With last year’s opening of the 9/11 Memorial at Ground Zero and the near-completion of the World Trade Center One, Daniel Libeskind’s vision for the World Trade Center site is close to presenting the future of NYC’s downtown financial center, 11 years after the attacks. Studio Daniel Libeskind was selected to develop the master plan for the site in 2003, and since has been coordinating with NYC’s numerous agencies and individual architects to rebuild the site. The project, in Libeskind’s words, is a “healing of New York”, a “site of memory” and “a space to witness the resilience of America”. Follow us after the break for more on the elements and progress of the master plan.
The master plan supplies the framework for the massing and location of the program elements of the site, building heights and size and relationship to one another. It includes guidelines for infrastructure, transportation, sustainability standards and security strategies. The 16-acre site includes 4 towers, a Transportation Hub, Visitors Pavilion, Memorial Museum, and Memorial each with its own architect, providing a collaborative agenda for the masterplan.
Early sketches of Libeskind’s design feature an energy of interconnectedness among the landmarks of New York City – the shine of the Statue of Liberty with the spires of the towers, for example. Libeskind’s plan called for a holistic design that addressed the site as much more than “just a piece of real-estate”. In the video below, Libeskind describes the buildings that will fill the site as being a foundation for a new, inspired city speaking to the values of New York and America.
The Visitor’s Pavilion, designed by Snøhetta, is the only above-grade portion of the memorial site among the fountains that also serves as an entrance to the Memorial Museum. The facade echos elements of the original towers with steel mullions that wrap around the semi-organic geometry of the form. Two steel tridents from the towers are on view in the pavilion and are on display for the city through large glazed portions of the facade which also direct light down into the museum. Below the plaza, the subterranean Memorial Museum, designed by Davis Brody Bond serves as an icon that memorializes elements from the towers, including salvaged structural columns and views of the slurry wall.

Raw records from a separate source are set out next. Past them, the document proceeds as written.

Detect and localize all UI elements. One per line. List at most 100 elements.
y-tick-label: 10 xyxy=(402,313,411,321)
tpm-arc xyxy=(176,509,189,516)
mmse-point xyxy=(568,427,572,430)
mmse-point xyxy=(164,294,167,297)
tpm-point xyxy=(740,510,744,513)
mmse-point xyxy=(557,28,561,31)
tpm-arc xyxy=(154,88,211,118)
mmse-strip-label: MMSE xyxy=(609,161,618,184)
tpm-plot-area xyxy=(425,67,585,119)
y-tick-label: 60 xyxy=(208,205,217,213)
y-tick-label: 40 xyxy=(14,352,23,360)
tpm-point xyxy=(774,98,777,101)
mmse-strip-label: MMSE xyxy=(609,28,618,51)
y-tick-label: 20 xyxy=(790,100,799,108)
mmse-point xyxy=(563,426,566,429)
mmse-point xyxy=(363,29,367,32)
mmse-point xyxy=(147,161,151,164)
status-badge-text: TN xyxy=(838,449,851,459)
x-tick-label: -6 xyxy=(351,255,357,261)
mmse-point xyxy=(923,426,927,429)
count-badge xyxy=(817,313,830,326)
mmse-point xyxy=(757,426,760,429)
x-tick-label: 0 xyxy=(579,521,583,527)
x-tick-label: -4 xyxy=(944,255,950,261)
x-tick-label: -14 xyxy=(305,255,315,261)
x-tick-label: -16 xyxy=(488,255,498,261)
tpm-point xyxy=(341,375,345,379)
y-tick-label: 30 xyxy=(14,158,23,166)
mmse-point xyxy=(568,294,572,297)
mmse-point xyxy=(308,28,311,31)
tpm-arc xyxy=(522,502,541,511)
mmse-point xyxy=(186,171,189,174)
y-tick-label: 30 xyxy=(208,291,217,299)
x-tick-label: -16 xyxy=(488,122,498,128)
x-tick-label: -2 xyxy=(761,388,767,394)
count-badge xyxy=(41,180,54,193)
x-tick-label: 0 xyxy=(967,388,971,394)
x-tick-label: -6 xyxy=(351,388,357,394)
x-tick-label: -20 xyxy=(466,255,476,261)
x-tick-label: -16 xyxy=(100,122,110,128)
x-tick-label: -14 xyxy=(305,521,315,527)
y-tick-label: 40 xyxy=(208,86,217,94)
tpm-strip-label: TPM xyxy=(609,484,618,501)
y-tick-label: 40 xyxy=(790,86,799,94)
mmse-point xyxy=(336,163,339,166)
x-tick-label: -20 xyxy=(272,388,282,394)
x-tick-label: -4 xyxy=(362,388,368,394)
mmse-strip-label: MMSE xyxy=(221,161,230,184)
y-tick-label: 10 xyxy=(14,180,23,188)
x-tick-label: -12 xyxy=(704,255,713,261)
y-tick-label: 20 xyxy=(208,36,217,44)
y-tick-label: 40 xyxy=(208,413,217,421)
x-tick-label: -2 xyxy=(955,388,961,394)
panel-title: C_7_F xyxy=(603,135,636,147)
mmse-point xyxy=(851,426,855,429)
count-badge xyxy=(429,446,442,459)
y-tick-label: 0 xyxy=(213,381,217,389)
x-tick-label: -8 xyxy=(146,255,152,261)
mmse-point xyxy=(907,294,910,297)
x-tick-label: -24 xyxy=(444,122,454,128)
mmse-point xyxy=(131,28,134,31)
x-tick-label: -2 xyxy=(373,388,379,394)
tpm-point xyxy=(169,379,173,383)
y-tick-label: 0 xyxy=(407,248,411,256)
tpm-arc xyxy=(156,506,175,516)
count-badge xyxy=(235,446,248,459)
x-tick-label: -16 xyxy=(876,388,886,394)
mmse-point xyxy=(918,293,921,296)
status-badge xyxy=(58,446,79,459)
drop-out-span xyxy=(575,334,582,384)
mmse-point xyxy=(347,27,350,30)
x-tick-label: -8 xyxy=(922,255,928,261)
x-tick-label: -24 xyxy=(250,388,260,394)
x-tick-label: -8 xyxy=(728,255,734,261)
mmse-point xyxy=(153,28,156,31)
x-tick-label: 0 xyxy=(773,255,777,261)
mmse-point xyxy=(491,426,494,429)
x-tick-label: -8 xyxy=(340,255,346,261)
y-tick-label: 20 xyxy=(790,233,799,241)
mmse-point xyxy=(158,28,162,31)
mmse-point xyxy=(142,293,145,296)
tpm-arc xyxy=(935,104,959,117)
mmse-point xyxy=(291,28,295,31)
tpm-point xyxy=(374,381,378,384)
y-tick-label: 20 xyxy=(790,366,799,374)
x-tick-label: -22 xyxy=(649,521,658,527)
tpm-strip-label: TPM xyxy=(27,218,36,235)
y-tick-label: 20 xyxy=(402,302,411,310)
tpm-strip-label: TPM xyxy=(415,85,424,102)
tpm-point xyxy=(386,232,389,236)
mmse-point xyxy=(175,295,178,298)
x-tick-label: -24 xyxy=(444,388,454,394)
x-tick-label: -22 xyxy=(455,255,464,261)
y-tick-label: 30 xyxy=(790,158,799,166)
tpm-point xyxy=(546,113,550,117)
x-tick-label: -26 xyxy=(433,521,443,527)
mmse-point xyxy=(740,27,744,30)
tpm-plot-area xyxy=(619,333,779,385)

In this way, the museum is contained within the artifacts of the towers and serve as memory, as Libeskind says, “of the resilience of America”. The towers are envisioned as spiraling around the memorial site, with Tower 1 being the tallest and the others progressively shorter. Libeskind says the intension for the this massing strategy was to distribute the real estate among several buildings, remaining faithful to New York City’s grid, and maintaining a level of street life for a visceral experience of the site. One World Trade Center, also known as the Freedom Tower, is now nearing completion. Designed by Skidmore, Owings & Merrill, the 1,776-foot tall tower will be the tallest tower in New York City. The tower is designed as a beacon for the city, and in conjunction with the other three towers planned for the site, will echo the lantern of the statue of liberty. Visually rising from the bedrock of the Memorial Museum, the tower recalls both the foundation at the bedrock level to the aspirations of the city at the spire. View more progress photos here.
Tower 2 by Foster and Partners, the second tallest tower at 1,349 feet is a mixed use building that will connect the street level with the below-grade WTC Transportation Hub. The diamond-shaped summit of the tower slopes down to the memorial below and along with Tower 1 echos the Statue of Liberty’s lantern. Tower 3 by Rogers Stirk Harbour + Partnership will rise to a height of 1,240 feet and includes visible diamond bracing on the sides of the tower. Tower 4, the shortest of the towers, is designed by Maki and Associates. It is the end of the spiral of towers that Libeskind describes and steps down towards the memorial site. The towers are all in the process of being constructed and will be completed between September 2012 and 2013.
The construction Santiago Calatrava‘s signature Transportation Hub is well on its way to serve PATH customers on their daily commute. Check out a video of the space here, courtesy of the Wall Street Journal featuring the sinuous interior that will include connections between PATH customers and 12 subway lines as well as retail spaces. Scheduled for completion in 2014, after a series of delays, the hub is unlike anything NYC currently has to offer by way of transportation concourses. For one it is more transparent, allowing nature light to flood the interior.
Over the years there have been hiccups with the plan, debates among the architects, and divergent design goals but in an interview last year with the Huffington Post, Libeskind says, “I’m so happy to be able to design a piece of this city” and although he is not responsible for the design of the any of individual buildings as was intended, his “broad strokes”‘ over the master plan provide the framework for a revived financial center that is an integration of public and private space that collectively captures a site of memory with the values of America: “freedom, liberty, a participatory society, and tolerance”. At the 2012 AIA National Convention, the architects of the World Trade Center Site received a tribute for their work as “Architects of Healing”.